「家で看たい」と思うのは、すごく自然な気持ち。

20代~30代位の男女といえば、就職、結婚、育児といった、人生のステップをふみながら一人前になっていくというビジョンを思い描く人がほとんどではないでしょうか。

同年代の仲間の多くは、社会人としての基盤を築いている。そんな時期を親族の介護にささげている「若者ケアラー」たちの声は、社会には極めて届きづらいというのが現状です。

しかし、こうした若者たちの多くは、介護が必要となった家族に寄り添う、それも、住み慣れた我が家で、一緒に過ごす時間を大切にしたい、という、強い気持ちによって支えられています。

ベタな表現でいうと、子ども時代の自分の心に寄り添ってくれた家族への恩返し。
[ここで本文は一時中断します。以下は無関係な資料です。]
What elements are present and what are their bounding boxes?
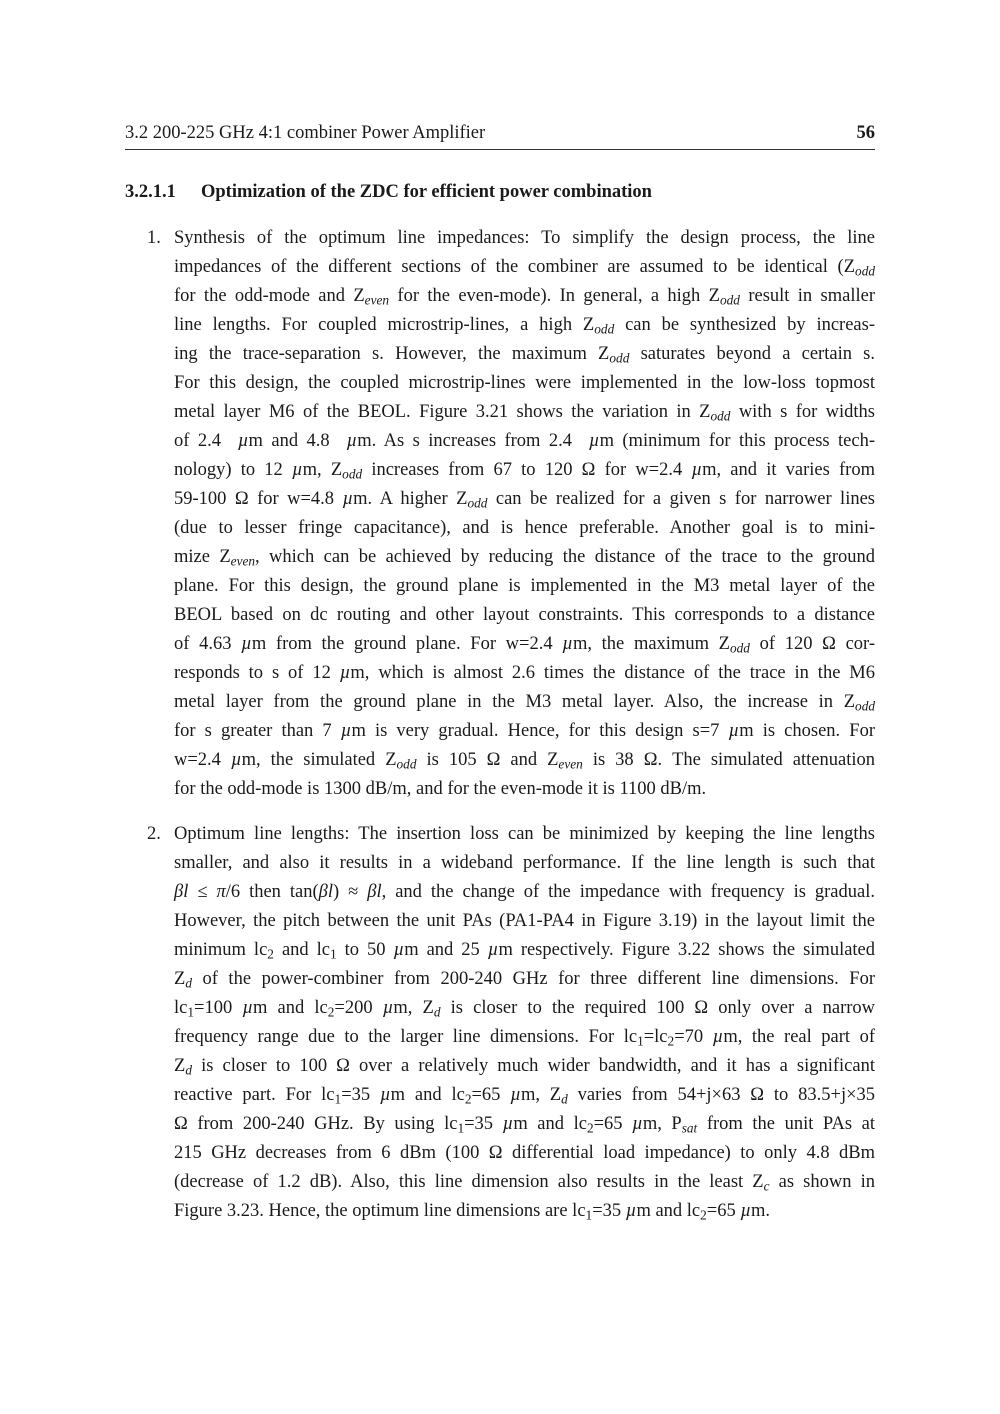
running-header [125,121,875,150]
section-number: 3.2.1.1 [125,182,176,202]
text-line: nology) to 12 µm, $Z_{odd}$ increases from 67 to 120 Ω for w=2.4 µm, and it varies from [174,460,875,482]
list-marker: 2. [147,824,161,844]
text-line: $Z_d$ of the power-combiner from 200-240 GHz for three different line dimensions. For [174,969,875,991]
text-line: smaller, and also it results in a wideband performance. If the line length is such that [174,853,875,873]
text-line: Figure 3.23. Hence, the optimum line dimensions are $lc_1=35$ µm and $lc_2=65$ µm. [174,1201,771,1223]
list-marker: 1. [147,228,161,248]
text-line: impedances of the different sections of the combiner are assumed to be identical ($Z_{odd}$ [174,257,875,279]
list-item [125,820,875,1226]
text-line: Synthesis of the optimum line impedances: To simplify the design process, the line [174,228,875,248]
text-line: ing the trace-separation s. However, the maximum $Z_{odd}$ saturates beyond a certain s. [174,344,876,366]
text-line: mize $Z_{even}$, which can be achieved by reducing the distance of the trace to the ground [174,547,875,569]
text-line: w=2.4 µm, the simulated $Z_{odd}$ is 105 Ω and $Z_{even}$ is 38 Ω. The simulated attenuation [174,750,875,772]
page-number: 56 [856,123,875,143]
section-title: Optimization of the ZDC for efficient power combination [201,182,652,202]
list-item [125,224,875,804]
text-line: metal layer M6 of the BEOL. Figure 3.21 shows the variation in $Z_{odd}$ with s for widths [174,402,876,424]
text-line: 59-100 Ω for w=4.8 µm. A higher $Z_{odd}$ can be realized for a given s for narrower lines [174,489,876,511]
text-line: for s greater than 7 µm is very gradual. Hence, for this design s=7 µm is chosen. For [174,721,875,741]
section-heading [125,182,652,203]
text-line: (due to lesser fringe capacitance), and is hence preferable. Another goal is to mini- [174,518,875,538]
text-line: plane. For this design, the ground plane is implemented in the M3 metal layer of the [174,576,875,596]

つまりそれは、損得勘定抜きにした、無償の愛情と呼んでもよいでしょう。

30代前半の筆者が、祖母を介護することを決心した際、周りは異口同音に、
「仕事も辞めなあかんしいつまで続くかわからんやん」と反対しました。

そのとき筆者の脳裏をかすめたのは、母親にかわり、「孫育て」に奮闘してくれた頃の、強くやさしい祖母の姿、そして、「シンゴくん」と筆者を呼ぶ、その声でした。